吹いてくる風は、今日も変わらず、暖かかった。
自室に戻った直哉は、机に向かってノートを開いた。
『緑谷追跡記録——今日、本人と対談。生存確認。』
(……これで、このノートも本当の役目御免やな)
万年筆を置き、次のページを捲る。
今日の整理:
① 緑谷くんと対談。前世の断片(呪術、禪院家、甚爾、追跡記録)を共有。
② ヒーローの定義について。「まだ分からん」と答えつつも、感謝を口にした。成長。
③ 対話による緩和。有象無象…ドブカス共と積み重ねてきた『軽くなる感触』を再確認。
④ 保留の肯定。全てを明かさずとも、設計は進んでいく。
(……全部、終わったんやな)
だが、設計の余白にはまだ続きがある。
(保留はある。……けど、それでええ。まだ先があるっちゅうことやからな)
直哉は扇子を閉じ、電気を消した。
窓の外には、静かな平和の夜が広がっていた。
第66話、お疲れ様でした。
直哉と緑谷、二人の「設計者」と「主人公」が、ようやく肩を並べて過去と現在を清算する、非常に感慨深い回でした。

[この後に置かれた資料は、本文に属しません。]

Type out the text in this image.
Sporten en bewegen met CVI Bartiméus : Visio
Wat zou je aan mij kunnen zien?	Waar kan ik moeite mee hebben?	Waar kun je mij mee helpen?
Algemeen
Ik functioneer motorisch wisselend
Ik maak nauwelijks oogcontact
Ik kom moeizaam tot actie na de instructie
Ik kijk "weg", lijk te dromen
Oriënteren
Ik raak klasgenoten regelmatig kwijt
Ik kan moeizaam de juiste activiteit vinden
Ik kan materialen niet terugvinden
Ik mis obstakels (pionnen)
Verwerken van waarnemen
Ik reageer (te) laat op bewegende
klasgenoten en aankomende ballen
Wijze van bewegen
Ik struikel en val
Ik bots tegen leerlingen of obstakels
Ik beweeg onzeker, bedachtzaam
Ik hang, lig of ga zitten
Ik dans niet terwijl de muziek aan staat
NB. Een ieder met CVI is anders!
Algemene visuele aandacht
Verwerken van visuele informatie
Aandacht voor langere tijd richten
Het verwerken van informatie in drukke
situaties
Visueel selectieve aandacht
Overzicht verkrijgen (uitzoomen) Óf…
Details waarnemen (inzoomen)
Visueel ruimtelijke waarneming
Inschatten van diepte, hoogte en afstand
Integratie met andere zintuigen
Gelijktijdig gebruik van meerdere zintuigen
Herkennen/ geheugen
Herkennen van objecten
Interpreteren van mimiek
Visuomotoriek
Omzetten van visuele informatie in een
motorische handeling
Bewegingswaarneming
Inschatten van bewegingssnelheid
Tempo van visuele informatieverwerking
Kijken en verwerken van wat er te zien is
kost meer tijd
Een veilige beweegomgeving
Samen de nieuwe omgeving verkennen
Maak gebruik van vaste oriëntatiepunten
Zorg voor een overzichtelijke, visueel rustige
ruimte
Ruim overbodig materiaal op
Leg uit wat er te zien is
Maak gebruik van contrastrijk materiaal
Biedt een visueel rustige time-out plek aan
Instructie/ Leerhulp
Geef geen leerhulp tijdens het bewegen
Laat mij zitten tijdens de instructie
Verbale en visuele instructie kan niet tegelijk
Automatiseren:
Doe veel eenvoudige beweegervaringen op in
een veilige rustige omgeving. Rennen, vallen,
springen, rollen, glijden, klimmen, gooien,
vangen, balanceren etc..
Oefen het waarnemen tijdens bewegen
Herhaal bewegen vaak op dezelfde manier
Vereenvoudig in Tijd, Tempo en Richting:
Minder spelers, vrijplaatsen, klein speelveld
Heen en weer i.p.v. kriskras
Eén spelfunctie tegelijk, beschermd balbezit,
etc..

特に印象的なのは、直哉が「追跡記録」について告白するシーンです。
孤独な夜、空写を広げては「生存確認」の一文字を刻み続けた直哉の献身。それは彼が否定し続けてきた「自己犠牲」や「ヒーロー性」そのものでしたが、緑谷の「ありがとう」という言葉によって、その記録はようやく「設計の証」から「絆の証」へと昇華されました。
「保留のままでいいことがある」
完璧主義だった直哉が、不確かな未来や定義できない自分を許容できるようになったことこそ、彼にとっての最大の「成長」なのかもしれません。
戦いは終わりましたが、ノートの次のページには、もう「追跡」ではない、新しい日々の記録が書き込まれていく予感がします。
直哉の扇子が仰ぐ風が、これまで以上に暖かく感じられる幕切れでした。